There's a story that every child in Perplex City is told by their parents. When they're old enough to understand the history of their land, and young enough to still have a sense a wonder, it's time. They sit down in their favorite spot, everyone's keys are turned off so there are no distractions, and they begin.

You've all done more than this city could possibly ask for. In the last three years, you've worked into the night and into the day again, defending us from our enemies. You've been our staunchest allies, unquestioning in support, whether we deserve it or not, and you've been the most loyal of friends. Even though you've never set foot in our city, you've saved us many times over. That means, whoever you are, wherever you live, you belong in Perplex City. And that gives me the right to tell you this story.

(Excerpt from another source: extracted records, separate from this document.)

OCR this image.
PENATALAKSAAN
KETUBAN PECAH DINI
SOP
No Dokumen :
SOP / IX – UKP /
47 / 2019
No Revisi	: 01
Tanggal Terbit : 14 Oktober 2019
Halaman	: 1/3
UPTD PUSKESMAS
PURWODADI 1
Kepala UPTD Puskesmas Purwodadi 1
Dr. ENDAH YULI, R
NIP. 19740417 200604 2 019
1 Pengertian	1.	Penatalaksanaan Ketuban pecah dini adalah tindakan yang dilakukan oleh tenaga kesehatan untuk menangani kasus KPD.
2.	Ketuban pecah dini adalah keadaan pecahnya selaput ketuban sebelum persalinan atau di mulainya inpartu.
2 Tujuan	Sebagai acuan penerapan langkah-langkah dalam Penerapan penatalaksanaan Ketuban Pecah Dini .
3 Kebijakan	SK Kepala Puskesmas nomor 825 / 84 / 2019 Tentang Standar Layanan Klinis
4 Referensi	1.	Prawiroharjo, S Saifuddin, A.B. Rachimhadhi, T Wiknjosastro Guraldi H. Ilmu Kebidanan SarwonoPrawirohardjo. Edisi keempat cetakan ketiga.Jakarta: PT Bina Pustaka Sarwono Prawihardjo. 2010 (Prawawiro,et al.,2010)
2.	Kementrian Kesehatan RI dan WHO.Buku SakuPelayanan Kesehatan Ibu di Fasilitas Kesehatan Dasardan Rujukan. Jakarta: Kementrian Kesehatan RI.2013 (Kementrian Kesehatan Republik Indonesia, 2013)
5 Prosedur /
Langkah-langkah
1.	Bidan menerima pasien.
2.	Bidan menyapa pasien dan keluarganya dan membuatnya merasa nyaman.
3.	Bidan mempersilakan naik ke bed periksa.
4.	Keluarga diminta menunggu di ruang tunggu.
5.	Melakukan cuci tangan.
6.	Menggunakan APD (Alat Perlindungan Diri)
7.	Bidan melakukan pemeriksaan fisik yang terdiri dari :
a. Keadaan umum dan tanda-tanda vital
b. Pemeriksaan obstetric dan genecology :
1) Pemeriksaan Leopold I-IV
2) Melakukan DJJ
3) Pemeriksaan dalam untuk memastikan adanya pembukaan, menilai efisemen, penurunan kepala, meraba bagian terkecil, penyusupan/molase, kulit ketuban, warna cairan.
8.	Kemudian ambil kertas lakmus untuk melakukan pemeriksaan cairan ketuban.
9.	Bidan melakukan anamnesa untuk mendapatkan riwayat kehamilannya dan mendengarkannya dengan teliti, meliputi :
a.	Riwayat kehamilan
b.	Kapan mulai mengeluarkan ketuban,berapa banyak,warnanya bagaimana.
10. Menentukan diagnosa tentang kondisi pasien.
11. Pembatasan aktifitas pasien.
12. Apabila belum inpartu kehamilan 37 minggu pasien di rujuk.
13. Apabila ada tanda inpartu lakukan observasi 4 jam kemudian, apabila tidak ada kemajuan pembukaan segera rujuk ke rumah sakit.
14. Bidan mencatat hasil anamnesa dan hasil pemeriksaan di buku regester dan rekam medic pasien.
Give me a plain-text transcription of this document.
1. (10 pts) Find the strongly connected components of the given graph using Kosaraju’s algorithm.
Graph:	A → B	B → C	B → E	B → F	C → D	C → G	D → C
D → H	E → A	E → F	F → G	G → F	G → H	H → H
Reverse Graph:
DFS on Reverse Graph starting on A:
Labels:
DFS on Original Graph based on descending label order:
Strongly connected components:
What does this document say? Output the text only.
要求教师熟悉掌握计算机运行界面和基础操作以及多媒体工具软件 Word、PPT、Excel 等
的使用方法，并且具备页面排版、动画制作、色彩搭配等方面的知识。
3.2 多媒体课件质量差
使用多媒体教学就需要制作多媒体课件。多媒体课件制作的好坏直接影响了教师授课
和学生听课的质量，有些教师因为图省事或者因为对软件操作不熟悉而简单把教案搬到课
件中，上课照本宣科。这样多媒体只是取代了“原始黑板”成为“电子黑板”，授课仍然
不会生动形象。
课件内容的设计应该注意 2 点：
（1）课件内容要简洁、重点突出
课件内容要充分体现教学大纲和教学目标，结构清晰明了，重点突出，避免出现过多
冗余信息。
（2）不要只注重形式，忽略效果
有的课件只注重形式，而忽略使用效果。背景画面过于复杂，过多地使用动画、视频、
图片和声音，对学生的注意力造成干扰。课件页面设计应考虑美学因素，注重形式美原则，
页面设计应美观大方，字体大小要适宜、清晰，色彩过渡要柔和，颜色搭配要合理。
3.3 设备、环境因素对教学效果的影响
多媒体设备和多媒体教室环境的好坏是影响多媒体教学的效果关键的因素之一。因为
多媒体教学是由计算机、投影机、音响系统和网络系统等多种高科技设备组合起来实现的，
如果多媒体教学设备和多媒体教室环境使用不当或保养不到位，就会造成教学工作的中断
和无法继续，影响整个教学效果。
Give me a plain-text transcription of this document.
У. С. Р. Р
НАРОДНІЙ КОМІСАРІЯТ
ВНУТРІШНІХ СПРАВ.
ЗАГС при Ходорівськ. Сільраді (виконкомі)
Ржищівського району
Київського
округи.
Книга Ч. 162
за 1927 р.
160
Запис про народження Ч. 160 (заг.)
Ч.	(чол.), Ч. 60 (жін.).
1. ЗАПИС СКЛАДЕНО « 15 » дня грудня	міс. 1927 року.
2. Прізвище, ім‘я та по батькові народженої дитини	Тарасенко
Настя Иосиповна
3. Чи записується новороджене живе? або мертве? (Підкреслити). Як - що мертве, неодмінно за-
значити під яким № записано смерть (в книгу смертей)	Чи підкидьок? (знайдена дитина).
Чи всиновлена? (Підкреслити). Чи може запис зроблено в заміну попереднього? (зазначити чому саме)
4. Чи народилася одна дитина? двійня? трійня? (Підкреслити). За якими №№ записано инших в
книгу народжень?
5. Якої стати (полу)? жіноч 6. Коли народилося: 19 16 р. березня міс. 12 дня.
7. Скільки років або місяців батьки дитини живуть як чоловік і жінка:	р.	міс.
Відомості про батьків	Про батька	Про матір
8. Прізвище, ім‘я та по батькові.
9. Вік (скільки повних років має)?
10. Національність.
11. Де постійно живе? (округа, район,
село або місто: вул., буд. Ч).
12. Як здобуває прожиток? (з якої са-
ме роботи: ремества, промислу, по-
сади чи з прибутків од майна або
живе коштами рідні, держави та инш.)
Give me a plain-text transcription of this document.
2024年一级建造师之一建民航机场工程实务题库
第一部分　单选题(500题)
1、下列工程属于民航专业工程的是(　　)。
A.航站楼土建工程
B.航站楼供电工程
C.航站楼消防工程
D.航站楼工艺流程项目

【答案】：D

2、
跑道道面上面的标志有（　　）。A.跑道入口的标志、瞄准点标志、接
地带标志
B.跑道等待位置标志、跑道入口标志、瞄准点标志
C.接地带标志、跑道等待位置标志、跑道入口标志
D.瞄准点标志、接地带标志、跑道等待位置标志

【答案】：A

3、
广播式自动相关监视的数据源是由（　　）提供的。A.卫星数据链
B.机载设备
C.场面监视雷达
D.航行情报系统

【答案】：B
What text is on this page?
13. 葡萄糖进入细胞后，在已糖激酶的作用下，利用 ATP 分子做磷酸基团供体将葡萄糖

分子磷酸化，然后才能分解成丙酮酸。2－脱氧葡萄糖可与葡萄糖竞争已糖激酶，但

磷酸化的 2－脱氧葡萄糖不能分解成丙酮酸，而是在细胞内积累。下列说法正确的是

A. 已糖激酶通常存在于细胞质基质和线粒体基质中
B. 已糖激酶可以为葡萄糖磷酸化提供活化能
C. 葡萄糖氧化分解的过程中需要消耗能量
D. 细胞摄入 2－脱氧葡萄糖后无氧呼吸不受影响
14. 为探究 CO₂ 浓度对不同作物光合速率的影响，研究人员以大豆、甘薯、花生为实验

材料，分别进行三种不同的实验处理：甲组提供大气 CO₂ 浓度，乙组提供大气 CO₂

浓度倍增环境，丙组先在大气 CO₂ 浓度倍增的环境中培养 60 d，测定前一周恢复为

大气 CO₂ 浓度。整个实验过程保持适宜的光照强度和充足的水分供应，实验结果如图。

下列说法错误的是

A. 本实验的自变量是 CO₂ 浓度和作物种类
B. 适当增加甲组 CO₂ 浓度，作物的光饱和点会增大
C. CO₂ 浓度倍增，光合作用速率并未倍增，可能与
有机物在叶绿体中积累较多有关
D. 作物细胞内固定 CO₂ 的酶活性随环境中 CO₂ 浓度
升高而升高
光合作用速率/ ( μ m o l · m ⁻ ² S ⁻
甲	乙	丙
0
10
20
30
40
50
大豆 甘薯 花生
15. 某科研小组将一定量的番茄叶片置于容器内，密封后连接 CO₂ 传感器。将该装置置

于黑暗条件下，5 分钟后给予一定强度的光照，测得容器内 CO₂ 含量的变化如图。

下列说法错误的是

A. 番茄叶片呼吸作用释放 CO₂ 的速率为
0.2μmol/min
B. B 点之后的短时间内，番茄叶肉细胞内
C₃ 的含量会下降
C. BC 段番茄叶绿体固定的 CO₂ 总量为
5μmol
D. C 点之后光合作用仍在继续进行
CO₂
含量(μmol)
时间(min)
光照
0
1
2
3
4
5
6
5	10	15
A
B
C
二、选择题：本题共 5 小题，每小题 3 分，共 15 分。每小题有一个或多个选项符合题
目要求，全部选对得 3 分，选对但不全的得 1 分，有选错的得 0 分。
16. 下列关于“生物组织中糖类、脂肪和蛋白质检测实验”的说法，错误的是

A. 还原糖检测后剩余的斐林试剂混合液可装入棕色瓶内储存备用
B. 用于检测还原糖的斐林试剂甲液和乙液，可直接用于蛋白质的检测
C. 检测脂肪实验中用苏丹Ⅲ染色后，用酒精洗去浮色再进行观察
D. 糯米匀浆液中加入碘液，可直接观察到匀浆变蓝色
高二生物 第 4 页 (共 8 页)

The Stranger Who Saved The City

It wasn't a Great War. It was appalling, devastating, suicidal. Anything but Great. Billions of people were killed, all across the world, and almost three hundred years on, we can see the marks of it everywhere. Massive craters and glassy deserts, formed from the heat of the sun. The land was smashed and ripped, with scars a mile wide and a mile deep.

Perplex City still bears those scars in Catbite Gorge. Fewer than one in a hundred survived the last days of war, and many more would die in the weeks and months afterwards. Later, when we heard the silence of the rest of the world, we would count ourselves lucky to have survived at all, but back then, we were a broken people.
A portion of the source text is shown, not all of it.